1) kıza aşığım kendimi de sorgulamıyorum ne yapacağım. bu durumda içimdeki duygu bana diyor ki o kızı istiyorum. ben ne yapıyorum o kızı elde etmek için strateji geliştirmem gerekiyor. ve başlıyorum saçmalamaya örnekler yukarıda.
ne yapıyorum kendim oluyorum; kendim olmak ne demek onu bilmeden.
dürüst oluyorum; kendime bile dürüst değilken.
günün değer kazanmış hertürlü olguyu kendime yüklemeye çalışıyorum; ne olduklarını bilmeden.

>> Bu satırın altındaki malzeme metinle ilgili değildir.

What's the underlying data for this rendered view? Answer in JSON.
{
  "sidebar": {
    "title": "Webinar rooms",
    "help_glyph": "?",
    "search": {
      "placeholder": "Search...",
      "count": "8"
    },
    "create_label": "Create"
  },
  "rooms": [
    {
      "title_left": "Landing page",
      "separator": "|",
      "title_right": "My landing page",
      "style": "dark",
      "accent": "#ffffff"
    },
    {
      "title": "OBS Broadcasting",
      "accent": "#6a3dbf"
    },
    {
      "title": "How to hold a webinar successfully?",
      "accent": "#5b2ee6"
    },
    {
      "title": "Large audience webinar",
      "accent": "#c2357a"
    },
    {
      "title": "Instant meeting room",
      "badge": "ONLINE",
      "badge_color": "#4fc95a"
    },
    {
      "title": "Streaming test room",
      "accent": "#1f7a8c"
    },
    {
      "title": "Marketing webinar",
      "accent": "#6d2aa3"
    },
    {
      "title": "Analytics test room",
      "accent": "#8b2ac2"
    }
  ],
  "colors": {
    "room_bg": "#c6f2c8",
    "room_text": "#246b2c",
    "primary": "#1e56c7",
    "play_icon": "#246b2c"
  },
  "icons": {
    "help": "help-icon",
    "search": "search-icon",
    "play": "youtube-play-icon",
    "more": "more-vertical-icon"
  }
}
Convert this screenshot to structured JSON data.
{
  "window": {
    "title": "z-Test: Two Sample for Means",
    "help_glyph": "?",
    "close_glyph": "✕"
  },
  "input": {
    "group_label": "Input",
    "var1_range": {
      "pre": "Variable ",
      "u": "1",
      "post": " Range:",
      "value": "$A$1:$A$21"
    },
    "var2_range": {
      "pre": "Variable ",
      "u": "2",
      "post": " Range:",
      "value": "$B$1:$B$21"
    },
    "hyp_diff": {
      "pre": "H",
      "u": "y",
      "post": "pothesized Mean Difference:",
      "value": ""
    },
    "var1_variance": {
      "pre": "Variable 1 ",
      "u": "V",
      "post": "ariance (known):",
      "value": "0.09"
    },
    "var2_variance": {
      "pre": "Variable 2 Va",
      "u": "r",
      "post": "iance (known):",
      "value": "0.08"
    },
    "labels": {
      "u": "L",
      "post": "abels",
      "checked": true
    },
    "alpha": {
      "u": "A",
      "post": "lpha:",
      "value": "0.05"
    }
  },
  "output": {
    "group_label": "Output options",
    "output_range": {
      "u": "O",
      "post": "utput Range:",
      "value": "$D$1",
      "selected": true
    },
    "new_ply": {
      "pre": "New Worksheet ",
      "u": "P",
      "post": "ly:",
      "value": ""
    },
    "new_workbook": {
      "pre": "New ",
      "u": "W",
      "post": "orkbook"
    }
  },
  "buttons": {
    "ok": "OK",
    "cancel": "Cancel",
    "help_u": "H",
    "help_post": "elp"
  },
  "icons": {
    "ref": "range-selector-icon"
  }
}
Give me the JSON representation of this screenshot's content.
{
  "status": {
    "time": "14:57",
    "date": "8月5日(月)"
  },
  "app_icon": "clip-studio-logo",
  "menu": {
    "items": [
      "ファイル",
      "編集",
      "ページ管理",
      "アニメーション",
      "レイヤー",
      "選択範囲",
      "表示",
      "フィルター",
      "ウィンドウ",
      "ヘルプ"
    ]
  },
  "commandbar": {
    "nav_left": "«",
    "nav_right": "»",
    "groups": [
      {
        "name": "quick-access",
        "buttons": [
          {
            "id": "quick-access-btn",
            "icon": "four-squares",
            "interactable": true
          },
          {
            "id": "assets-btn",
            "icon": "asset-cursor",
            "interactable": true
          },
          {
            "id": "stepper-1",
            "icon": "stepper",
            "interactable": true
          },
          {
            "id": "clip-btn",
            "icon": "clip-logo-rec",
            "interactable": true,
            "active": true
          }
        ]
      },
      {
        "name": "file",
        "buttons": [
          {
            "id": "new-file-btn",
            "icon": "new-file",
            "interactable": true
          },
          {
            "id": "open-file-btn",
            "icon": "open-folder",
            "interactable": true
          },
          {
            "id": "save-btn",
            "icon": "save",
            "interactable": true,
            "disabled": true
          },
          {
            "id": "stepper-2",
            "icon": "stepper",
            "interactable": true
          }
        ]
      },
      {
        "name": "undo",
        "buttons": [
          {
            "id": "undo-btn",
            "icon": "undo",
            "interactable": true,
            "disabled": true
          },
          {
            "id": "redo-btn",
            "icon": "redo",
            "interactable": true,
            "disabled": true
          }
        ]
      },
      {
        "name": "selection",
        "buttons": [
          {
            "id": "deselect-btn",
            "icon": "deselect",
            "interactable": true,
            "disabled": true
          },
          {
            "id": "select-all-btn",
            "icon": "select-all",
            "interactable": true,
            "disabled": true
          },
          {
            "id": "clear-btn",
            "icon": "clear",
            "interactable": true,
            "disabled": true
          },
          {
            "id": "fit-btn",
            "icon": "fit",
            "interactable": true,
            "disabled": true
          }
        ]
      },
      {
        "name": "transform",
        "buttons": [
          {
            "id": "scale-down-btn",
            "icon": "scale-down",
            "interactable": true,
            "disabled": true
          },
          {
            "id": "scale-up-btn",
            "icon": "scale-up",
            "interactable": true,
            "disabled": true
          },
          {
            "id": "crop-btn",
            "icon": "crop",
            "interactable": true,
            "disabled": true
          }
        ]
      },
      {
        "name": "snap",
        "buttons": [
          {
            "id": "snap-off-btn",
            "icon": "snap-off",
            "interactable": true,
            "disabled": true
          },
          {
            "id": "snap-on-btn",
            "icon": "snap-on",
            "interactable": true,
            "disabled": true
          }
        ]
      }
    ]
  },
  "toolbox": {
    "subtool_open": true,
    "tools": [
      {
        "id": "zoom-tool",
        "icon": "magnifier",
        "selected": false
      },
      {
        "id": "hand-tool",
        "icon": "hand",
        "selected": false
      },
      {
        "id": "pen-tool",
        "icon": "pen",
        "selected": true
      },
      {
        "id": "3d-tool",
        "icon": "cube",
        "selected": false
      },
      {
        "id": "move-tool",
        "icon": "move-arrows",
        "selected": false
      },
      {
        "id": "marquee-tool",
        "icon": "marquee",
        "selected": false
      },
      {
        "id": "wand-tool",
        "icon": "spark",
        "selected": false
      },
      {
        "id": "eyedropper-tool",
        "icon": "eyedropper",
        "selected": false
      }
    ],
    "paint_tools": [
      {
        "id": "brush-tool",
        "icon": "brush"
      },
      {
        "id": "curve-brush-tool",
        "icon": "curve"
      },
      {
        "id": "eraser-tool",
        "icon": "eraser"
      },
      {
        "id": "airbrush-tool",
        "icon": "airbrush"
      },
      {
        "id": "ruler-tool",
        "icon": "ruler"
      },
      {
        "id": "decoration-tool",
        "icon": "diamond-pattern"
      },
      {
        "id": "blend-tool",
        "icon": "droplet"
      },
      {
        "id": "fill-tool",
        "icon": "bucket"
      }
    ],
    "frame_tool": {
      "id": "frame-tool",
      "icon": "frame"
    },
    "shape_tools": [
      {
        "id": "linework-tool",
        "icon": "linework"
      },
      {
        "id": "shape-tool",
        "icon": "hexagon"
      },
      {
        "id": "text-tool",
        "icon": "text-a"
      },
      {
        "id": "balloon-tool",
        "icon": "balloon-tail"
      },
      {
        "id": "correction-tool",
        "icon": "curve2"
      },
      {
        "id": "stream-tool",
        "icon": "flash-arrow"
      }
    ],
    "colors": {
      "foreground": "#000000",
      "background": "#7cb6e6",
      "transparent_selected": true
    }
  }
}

2) kıza aşık olup olmadığımı sorguluyorum. peki bu sorgulama bana ne kazandırıyor. bu sorgulama bana kendimi ve kızı tanıtıyor. ben kıza aşığım ama neden sorusun cevabı bulmanın tek yolu var kızı tanımak. kızı tanıdığım zaman onun bütün değer yargılarını düşüncelerini bildiğim zaman onun nesine aşık olduğunu çözebilirim. yada ona aşık olup olmadığımı anlarım. peki bunu nasıl anlayacağız bunda strateji yok mu? bu tamamen insanın kendisiyle alakalı bir durum. öncelikle bu kişi ile arkadaş olmalıyım. onun yaşamını bilmeliyim, aynı şekilde kendi yaşamımı da ona tanıtmalıyım. burada kendine dürüstsen ve bunu çözmüşsen mesele yok zaten herşey kendiliğinden gelişir. ama kendine dürüst değilsen amacın hem kızı tanıyıp hemde onu elde etme çabası ise ve ona olan duygularını sorgulamıyorsan. stratejiye ihtiyacın olacak. peki o strateji ne mi? onun cevabı kızda saklı.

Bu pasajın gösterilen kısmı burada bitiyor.